The majority finds inconsistencies in this testimony — much as a court might do in rejecting the government’s reliance on motive testimony as adequate to show harmless error. But the burden in these post-conviction proceedings was on appellant, and the combined, mutually reinforcing testimony of these three witnesses could readily have caused the jury to ask, despite Dr. Dretchen’s opinions, how a supposedly hallucinating Lynch just happened to name as his assailant the same person— the only one on this record — with a demonstrated motive to do him serious harm. Of course, we might speculate that Lynch’s preoccupation itself with appellant’s threats to his safety made appellant a “natural” choice for a hallucinating Lynch to name as his shooter. But imputing that kind of psychologizing to the jury is not something for which even Dr. Dretchen offered support.3 And the objectivity of Lynch’s fear of reprisal by appellant for a drug debt was substantiated by (a) the eyewitness Lee Benbow, who heard the shooter say “I want my damned money” before firing multiple shots into Lynch’s car, and (b) Lawrence Brown, who was asked by appellant on the street that day whether he had seen Lynch, after which Brown heard shots fired minutes later and saw Lynch’s car swerve off the road. In short, the hypothesis offered to support reasonable doubt — that only a drug-induced fantasy caused Lynch to name appellant as his shooter — loses much of its force considering that appellant alone on the record had Lynch in his sights.

*662For all of these reasons, I am not convinced that appellant has shown prejudice under Strickland’s second prong, ie., more than a possibility that testimony by Dr. Dretchen would have added enough substance to the defense case to cause reasonable doubt in the jury’s mind.4 And, because appellant cannot overcome the plain error test in arguing separately (as he did not below) that the dying declarations were testimonial under Crawford v.
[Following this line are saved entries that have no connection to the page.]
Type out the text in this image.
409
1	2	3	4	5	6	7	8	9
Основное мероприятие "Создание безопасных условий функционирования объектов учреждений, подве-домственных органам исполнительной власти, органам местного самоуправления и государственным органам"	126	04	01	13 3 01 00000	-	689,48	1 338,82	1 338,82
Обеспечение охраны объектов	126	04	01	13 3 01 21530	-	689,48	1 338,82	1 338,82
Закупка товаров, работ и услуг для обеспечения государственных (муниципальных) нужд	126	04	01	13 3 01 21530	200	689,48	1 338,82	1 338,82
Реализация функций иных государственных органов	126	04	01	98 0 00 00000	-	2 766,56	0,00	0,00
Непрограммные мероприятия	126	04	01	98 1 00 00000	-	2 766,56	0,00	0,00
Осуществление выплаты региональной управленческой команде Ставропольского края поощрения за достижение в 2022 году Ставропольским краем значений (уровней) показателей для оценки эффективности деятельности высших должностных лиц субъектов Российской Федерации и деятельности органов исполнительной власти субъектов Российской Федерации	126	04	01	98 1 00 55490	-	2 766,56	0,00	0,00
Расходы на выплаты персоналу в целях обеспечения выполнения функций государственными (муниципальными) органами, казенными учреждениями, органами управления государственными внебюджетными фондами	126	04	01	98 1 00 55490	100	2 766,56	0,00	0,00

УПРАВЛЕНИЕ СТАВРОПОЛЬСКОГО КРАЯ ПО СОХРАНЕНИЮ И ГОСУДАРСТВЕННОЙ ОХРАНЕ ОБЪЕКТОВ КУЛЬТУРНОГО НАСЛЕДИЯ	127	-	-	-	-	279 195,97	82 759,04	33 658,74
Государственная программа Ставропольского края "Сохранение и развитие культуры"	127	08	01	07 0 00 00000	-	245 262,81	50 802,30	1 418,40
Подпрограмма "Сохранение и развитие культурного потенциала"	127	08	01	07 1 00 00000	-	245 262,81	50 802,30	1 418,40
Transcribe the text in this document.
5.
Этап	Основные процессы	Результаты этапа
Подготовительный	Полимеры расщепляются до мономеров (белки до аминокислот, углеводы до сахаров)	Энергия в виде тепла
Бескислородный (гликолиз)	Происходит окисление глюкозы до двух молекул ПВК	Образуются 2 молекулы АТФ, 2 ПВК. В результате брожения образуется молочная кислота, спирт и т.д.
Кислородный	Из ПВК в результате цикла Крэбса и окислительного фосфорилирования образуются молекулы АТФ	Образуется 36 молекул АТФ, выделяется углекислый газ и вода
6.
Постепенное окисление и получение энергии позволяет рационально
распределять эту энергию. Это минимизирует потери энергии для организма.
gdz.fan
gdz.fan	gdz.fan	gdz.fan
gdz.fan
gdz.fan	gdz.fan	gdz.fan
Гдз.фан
Washington, 541 U.S. 86, 124 S.Ct. 1354, 158 L.Ed.2d 177 (2004),5 I would affirm the judgments of conviction.

. It is not important that Robinson at the § 23-110 hearing bemoaned his own failure to pursue the expert testimony issue, because

[ajfter an adverse verdict at trial even the most experienced counsel may find it difficult to resist asking whether a different strategy might have been better, and, in the course of that reflection, to magnify their own responsibility for an unfavorable outcome. Strickland, however, calls for an inquiry into the objective reasonableness of *660counsel's performance, not counsel's subjective state of mind.

Harrington, 131 S.Ct. at 790.

. The majority is right, of course, that the defense's job at trial was only to "raise a reasonable doubt in the mind of the jurors," not "establish a probability that Lynch was high on PCP.” Ante at [658], n. 16. But on a post-conviction claim of ineffective assistance, the majority must agree that the defendant's task is the different and more demanding one of establishing "a reasonable probability that [the jury] would have returned with a different [verdict]” but for counsel’s errors. Wiggins v. Smith, 539 U.S. 510, 536, 123 S.Ct. 2527, 156 L.Ed.2d 471 (2003), quoted ante at [654].

. One might as readily expect few if any limits on a hallucinator’s reveries. Henry James on his deathbed thought he was the late emperor Napoleon.

. Appellant’s other claims of ineffectiveness, as well as the sundry other assignments of error in his pro se submissions, likewise, do not warrant relief.

. Specifically, it is not "clear” or "obvious,” United States v. Olano, 507 U.S. 725, 734, 113 S.Ct. 1770, 123 L.Ed.2d 508 (1993), that dying declarations as a category or Lynch’s dying statements in particular would be inadmissible under Crawford. See, e.g. Michigan v. Bryant, — U.S. -, -, 131 S.Ct. 1143, 1177, 179 L.Ed.2d 93 (2011) (Ginsburg, J., dissenting).